I'm late today because I just got back from Atlanta. Forgive me.
Today's topic: How far should you push back on an IRS assessment? There is no hard and fast rule, but there are guidelines. If the assessment is small, it could cost more to fight than to pay. In my opinion, cutting off your nose to spite your face is foolish and a waste of time. This is the first consideration when dealing with an IRS assessment.
When the assessment is meaningful, you have a tough decision to make. If the assessment is due to an audit, appeals is your first defense. Every audit in my office ends up in appeals if the IRS assesses additional taxes, unless it is really small. Auditors look at verifiable facts only. They will deny any deduction due to lost receipts, etc. In most cases, it all comes back in appeals. Even if you played fast and loose, appeals frequently reduces the assessment, depending on the circumstances.
Appeals usually gives you about as much as you'll get in tax court. However, if they don't give that much, file with the tax court. The IRS has people that will work hard to get you off the tax court calendar. Be reasonable when filing, but don't rule out this powerful tool.
Sometimes it makes sense to file for abatement. If a large part of the assessment is penalties, abatement can help. Unfortunately, it is an all or none proposition; you either get full abatement or none. Fortunately, a lot of abatement requests are granted.
A Due Process Hearing is another option if you feel the IRS took an incorrect position. This requires its own post at a future date. Stay tuned.
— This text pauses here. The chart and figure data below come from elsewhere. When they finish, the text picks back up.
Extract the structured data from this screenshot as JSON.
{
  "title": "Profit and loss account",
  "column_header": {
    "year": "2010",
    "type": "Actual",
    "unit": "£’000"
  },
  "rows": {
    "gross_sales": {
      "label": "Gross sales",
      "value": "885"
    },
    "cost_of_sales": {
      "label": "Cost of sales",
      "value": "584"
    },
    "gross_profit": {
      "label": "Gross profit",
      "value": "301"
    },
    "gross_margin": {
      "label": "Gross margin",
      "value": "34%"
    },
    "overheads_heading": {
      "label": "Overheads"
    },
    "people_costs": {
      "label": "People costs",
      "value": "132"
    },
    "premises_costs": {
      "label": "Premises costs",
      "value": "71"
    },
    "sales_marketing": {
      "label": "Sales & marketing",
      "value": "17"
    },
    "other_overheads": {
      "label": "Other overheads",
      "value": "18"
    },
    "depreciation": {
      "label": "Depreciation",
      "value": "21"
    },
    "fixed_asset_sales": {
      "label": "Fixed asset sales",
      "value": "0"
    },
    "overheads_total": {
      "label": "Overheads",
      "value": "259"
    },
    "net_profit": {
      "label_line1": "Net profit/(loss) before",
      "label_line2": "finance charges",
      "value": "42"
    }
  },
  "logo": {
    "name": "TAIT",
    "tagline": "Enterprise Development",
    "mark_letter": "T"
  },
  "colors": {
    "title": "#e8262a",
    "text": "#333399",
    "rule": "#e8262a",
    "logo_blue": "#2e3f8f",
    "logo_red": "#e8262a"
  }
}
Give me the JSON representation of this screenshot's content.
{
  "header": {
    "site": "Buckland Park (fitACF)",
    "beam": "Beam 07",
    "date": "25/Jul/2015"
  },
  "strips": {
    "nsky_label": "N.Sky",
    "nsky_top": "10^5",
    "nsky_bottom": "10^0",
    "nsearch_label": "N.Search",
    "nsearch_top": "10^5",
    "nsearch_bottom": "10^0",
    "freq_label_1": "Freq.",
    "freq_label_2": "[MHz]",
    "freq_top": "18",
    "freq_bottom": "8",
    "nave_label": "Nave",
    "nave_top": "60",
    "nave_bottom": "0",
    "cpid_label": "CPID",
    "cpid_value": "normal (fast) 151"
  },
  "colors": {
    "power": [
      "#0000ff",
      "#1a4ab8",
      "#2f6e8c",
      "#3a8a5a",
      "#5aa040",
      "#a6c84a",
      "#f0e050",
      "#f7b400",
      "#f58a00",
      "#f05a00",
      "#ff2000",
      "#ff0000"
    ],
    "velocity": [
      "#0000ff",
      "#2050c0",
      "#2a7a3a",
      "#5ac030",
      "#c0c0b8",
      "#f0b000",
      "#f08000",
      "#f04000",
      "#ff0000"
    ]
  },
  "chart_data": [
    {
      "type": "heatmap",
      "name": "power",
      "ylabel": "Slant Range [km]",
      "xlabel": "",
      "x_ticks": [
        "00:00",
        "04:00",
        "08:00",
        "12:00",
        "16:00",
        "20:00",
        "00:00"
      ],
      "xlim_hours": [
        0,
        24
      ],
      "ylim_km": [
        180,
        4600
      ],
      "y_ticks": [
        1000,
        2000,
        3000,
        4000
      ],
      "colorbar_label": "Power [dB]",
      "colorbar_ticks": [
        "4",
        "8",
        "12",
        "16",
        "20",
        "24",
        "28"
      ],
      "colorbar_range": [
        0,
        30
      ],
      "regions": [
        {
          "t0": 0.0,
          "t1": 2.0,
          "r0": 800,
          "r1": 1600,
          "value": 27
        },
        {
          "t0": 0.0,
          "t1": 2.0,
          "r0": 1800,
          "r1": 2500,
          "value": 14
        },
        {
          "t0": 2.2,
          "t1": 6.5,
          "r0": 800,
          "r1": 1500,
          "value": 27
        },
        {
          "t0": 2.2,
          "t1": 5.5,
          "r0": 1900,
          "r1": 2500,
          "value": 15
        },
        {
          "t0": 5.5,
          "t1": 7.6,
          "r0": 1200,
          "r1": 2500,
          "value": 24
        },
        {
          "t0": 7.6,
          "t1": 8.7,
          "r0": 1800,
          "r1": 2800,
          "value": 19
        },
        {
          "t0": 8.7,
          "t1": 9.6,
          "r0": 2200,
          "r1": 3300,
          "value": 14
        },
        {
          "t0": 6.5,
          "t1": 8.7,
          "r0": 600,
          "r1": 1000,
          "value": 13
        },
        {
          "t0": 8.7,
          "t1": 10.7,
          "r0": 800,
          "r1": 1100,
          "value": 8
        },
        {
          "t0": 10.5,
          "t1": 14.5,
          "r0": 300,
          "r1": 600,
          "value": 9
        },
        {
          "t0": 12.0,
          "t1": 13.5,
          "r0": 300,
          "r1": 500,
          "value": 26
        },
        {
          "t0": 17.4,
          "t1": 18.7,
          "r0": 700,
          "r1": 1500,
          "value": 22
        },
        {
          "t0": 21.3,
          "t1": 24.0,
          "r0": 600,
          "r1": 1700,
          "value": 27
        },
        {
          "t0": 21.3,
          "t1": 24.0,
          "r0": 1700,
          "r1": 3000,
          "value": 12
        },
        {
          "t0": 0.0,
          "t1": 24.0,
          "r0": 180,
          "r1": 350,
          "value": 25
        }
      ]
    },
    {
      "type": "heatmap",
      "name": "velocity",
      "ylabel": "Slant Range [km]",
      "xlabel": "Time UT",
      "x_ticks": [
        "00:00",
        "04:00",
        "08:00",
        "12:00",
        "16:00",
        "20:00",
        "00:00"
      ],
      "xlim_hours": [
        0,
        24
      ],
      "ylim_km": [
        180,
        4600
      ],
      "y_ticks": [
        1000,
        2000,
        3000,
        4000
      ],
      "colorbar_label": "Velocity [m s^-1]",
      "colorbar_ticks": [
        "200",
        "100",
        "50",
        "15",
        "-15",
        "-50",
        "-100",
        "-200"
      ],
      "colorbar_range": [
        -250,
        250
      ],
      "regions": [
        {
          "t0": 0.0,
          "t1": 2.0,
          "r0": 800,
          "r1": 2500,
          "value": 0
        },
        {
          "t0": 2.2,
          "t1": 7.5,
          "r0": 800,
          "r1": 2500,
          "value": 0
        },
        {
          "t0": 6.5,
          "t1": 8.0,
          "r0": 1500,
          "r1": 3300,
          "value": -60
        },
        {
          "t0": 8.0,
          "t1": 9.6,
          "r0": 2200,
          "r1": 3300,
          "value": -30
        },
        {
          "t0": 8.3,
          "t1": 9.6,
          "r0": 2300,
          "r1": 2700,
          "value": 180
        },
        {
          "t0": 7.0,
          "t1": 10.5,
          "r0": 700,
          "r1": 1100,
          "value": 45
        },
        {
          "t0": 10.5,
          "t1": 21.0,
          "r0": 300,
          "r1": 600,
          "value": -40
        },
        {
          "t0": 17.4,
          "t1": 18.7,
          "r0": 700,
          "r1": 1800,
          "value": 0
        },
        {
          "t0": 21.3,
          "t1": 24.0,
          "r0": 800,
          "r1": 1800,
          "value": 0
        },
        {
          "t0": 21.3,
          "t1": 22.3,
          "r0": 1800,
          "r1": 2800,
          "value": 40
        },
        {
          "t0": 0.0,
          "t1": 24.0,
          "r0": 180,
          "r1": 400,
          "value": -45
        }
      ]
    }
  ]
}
And, of course, the Offer in Compromise. You see the ads on TV about IRS debt; that is what they are talking about. I recommend a competent local accountant instead of the TV guys. The TV guys charge a lot, tell you the offer will fly when they haven't followed the formula the IRS will accept, and have a low success rate. Your friendly accountant should have experience in Offers in Compromise and should have a reasonable fee.
It must be noted that federal taxes due have a statute of limitation of 10 years. That means the IRS gets 10 years to swing at you after you file your tax return or the due date of the return, whichever is later. If you own real estate, the IRS will attach it and the statute is less a tool for you.
The Offer in Compromise, tax court filings, and Due Process Hearings stop the statute of limitation clock while your request is considered. If you are approaching the 10 years and don't own real estate, you may wish to sit tight for the tax to expire instead. The clock restarts after the IRS rules on your request.
It is a good idea to get an experienced accountant on your side when dealing with these issues. At least now you can discuss your options with your accountant from a position of knowledge.